08 Mai Rouen la tête basse
Les Huskies ont été impuissants face aux Pirates, et se retrouvent dos au mur dans un quitte ou double demain face à Toulouse.
Le Challenge n’est pas une compétition comme les autres, encore moins avec son format en 7 manches, mais c’est aussi pour cela qu’on l’aime.
Ainsi, pas mal de supporters rouennais devaient se dire, en voyant l’affrontement des lanceurs partants, que l’affaire était bien engagée pour leur équipe favorite. Bellina contre Guyonneau, sur le papier, entre un lanceur américain expérimenté, invaincu cette saison, et un tout jeune homme qui n’avait que 10,1 IP en D1, avec une ERA de 5,91, les rouennais semblaient avoir l’avantage. Une heure cinquante plus tard, les Huskies repartaient la tête basse et Béziers pouvait célébrer sa première victoire à son premier match dans la compétition.
Pour Rouen, ce match a résumé les difficultés de la saison. Dont l’incapacité à produire dans les moments importants, comme cette deuxième manche où Béziers donnait un BB, un hit by pitch et commettait une erreur : normalement, on marque dans ces cas-là. Mais pas en se faisant retirer deux fois sur les sentiers, autant d’erreurs mentales. Et la troisième, ce fut le scénario classique buts remplis / deux retraits, sans que les Huskies ne parviennent à conclure, alors que Louis Brainville s’élance sur le 1er pitch pour un roulant en 3è base. La 1ère manche a aussi été celle des occasions manquées, coureuses en 1 et 3, deux retraits, et rien ne vient.
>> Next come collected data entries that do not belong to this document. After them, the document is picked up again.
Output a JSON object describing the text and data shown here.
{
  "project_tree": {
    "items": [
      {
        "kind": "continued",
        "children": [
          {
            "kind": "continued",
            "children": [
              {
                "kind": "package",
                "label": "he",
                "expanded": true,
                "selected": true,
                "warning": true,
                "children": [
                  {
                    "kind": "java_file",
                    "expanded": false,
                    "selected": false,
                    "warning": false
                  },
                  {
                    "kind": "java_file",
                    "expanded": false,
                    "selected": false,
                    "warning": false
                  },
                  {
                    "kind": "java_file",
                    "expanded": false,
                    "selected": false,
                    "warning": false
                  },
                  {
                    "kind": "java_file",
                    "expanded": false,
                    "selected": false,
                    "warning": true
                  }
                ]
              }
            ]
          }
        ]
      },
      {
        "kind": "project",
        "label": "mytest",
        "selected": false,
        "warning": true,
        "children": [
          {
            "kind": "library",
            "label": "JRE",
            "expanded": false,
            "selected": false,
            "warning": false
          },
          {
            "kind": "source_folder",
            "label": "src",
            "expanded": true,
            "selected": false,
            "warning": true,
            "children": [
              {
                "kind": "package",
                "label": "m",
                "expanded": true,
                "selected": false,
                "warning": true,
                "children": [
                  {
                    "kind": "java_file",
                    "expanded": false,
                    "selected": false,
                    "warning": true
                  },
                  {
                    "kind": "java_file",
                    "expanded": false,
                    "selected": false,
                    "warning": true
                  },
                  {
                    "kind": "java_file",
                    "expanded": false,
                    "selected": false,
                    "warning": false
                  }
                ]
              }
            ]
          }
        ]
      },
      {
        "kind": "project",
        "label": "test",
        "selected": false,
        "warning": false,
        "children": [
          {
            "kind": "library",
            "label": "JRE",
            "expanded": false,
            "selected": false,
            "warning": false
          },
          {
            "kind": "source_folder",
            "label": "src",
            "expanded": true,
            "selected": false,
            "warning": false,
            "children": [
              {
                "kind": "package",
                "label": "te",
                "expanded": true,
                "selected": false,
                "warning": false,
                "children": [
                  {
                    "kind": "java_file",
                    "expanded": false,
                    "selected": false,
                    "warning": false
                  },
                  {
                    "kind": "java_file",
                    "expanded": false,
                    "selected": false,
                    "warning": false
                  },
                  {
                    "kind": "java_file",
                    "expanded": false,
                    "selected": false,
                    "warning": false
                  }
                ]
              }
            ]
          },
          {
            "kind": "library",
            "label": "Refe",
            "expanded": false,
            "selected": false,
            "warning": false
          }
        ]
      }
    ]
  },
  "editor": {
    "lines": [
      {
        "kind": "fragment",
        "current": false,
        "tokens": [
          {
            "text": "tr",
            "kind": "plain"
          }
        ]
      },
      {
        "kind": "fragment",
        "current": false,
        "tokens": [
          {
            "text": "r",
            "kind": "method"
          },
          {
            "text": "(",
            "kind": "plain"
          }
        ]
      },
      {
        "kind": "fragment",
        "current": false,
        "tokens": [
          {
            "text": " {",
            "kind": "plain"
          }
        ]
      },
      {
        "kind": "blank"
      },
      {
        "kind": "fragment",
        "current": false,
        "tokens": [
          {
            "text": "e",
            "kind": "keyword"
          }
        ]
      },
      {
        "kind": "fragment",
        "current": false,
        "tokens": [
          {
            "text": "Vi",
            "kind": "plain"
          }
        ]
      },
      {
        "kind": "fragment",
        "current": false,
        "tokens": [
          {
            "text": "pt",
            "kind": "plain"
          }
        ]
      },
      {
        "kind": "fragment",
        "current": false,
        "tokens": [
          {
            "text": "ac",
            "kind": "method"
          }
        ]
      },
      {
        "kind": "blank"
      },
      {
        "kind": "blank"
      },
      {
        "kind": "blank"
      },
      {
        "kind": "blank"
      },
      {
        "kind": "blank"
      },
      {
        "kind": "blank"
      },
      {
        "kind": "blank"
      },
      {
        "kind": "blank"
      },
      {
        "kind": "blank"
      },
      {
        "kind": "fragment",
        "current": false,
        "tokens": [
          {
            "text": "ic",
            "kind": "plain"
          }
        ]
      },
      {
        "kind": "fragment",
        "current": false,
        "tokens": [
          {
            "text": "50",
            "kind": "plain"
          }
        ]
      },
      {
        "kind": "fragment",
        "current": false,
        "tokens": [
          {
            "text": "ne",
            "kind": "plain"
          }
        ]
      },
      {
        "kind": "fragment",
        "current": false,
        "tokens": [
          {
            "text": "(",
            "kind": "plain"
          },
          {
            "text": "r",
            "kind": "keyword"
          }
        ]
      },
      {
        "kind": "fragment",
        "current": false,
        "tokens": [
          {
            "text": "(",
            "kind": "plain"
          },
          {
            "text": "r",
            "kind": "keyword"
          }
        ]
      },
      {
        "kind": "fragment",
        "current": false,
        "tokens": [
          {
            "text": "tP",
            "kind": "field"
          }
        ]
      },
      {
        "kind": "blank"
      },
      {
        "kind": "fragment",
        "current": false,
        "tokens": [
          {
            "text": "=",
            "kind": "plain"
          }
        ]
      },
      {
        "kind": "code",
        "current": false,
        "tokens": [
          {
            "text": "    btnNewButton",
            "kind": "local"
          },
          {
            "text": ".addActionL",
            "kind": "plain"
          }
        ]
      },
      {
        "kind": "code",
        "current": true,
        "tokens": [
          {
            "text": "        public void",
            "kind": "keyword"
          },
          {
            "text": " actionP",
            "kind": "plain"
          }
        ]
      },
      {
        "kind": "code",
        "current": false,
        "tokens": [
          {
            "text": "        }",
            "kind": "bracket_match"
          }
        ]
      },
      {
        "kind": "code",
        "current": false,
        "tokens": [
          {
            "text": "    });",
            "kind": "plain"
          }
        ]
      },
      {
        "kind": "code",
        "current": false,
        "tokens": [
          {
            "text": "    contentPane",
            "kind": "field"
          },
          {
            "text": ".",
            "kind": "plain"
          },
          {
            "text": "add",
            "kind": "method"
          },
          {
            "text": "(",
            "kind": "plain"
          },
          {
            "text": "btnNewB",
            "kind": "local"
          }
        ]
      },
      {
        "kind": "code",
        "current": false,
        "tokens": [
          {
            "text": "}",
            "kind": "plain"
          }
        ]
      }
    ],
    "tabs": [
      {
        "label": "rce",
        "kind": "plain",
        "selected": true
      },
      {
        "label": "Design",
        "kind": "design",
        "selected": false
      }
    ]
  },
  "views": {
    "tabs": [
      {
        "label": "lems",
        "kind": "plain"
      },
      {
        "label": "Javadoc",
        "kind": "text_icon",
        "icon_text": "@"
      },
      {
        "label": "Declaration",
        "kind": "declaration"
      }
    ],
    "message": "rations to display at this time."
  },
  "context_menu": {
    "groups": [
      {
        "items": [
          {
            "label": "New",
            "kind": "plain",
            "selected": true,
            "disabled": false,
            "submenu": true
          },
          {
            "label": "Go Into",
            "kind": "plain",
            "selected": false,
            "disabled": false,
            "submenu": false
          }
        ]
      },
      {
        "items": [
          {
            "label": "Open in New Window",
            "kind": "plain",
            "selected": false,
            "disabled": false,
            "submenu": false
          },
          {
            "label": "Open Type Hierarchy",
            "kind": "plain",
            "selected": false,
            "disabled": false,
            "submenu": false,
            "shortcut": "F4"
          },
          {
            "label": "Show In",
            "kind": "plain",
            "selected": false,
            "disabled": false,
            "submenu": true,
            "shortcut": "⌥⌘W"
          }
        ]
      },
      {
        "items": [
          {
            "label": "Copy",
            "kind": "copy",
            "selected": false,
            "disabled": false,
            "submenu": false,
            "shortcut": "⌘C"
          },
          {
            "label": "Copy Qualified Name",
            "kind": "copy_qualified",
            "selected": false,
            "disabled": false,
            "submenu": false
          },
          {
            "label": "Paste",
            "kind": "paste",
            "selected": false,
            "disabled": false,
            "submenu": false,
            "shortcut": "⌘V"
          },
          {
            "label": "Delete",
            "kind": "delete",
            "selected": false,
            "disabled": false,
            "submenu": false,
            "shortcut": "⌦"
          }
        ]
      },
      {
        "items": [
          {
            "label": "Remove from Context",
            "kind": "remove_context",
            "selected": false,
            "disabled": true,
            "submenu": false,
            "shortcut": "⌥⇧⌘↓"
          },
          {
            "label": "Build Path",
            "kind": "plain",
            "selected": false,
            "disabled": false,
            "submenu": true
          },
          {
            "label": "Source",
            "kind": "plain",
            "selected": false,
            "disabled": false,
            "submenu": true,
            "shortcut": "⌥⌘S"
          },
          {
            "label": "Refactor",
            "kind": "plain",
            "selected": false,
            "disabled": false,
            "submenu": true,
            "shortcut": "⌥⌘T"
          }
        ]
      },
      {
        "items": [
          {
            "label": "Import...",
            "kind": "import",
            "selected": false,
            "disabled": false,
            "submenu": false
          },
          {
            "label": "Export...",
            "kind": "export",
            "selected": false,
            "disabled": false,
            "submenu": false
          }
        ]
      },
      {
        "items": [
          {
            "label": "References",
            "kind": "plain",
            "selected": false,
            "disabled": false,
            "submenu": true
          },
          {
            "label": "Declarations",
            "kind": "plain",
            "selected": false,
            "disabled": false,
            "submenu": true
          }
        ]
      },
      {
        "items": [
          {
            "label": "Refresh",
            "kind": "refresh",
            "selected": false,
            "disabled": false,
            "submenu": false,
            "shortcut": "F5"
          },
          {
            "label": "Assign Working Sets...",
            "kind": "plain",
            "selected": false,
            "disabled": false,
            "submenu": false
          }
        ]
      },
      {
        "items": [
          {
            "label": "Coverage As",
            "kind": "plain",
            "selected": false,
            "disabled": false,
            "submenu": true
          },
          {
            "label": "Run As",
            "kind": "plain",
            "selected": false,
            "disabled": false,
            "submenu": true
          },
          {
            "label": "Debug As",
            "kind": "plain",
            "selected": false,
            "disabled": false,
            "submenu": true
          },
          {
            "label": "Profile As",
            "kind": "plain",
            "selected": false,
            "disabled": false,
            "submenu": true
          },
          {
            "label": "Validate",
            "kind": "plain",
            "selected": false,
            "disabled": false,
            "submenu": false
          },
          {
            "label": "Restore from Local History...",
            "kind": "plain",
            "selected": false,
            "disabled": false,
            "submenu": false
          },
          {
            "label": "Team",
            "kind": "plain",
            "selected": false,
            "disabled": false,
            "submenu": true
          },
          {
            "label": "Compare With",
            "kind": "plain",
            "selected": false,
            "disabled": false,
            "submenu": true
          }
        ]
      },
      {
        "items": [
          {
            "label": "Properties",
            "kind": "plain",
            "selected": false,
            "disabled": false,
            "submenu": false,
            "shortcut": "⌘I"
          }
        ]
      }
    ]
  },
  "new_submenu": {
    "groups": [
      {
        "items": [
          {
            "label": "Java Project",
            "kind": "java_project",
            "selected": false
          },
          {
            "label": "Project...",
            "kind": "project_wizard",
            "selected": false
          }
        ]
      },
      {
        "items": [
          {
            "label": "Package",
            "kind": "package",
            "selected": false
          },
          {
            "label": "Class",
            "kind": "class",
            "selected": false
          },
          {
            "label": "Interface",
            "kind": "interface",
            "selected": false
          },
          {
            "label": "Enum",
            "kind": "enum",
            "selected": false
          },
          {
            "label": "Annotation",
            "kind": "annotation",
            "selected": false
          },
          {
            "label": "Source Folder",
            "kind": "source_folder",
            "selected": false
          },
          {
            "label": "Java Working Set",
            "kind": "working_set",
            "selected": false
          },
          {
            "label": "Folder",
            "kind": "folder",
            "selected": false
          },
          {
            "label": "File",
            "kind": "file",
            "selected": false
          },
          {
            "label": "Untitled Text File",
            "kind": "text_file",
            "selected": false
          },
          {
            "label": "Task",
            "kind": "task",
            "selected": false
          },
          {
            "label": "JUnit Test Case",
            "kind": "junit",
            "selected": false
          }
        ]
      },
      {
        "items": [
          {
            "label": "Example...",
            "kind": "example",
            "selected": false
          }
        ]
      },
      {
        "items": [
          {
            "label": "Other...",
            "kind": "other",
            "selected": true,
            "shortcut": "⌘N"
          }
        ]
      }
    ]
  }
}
Ce qui a changé, c’est que la défense, jusque-là très solide, craquait deux fois, en 2è et 5è, et qu’à chaque fois, Béziers en profitait. Une équipe qui saisit sa chance et l’autre qui la laisse passer, il ne faut pas chercher plus loin la conclusion du match.
Il faut aussi souligner que Timothy Guyonneau, qui a fêté ses 17 ans le mois dernier, s’est amusé avec l’attaque rouennais. Ainsi, dans les cruciales 4è et 5è mache, il a retiré 6 frappeurs de suite avec seulement 16 lancers. Il a notamment fait frapper beaucoup de roulants, et sa défense l’a soutenu. Et son dernier retrait fut comme un symbole, un strike-out sur Joris Bert. Cette jeunesse ne respecte rien ! La jeunesse, c’est aussi Matteo Sohy, 17 ans et demi, qui frappe le roulant amenant le 1er point, tandis que les gros canons, dont l’intenable Meza (encore 2 hits) font le travail.
Voilà donc Rouen en position délicate. On va convoquer l’histoire pour le confirmer. Les Huskies n’ont perdu qu’à trois reprises le premier match du Challenge. Et ils ont été éliminés deux fois au premier tour (2016, 2024). Bon, ils sont allés aussi une fois en finale, en 2023, mais ils ne l’ont jamais gagné. Mais pour essayer de rentrer dans l’histoire et de faire ce que les prédécesseurs n’ont pas fait, il faut commencer par battre Toulouse, diminué par les absences de Rojas et A.Soriano, et qui a totalement coulé en 4è manche (8 buts-sur-balles, 9 points) devant Metz (0-16 au final). Là aussi, à signaler la performance d’un jeune homme, Hugo Py, 16 ans et demi, qui a lancé 5 manches avec seulement 2 hits.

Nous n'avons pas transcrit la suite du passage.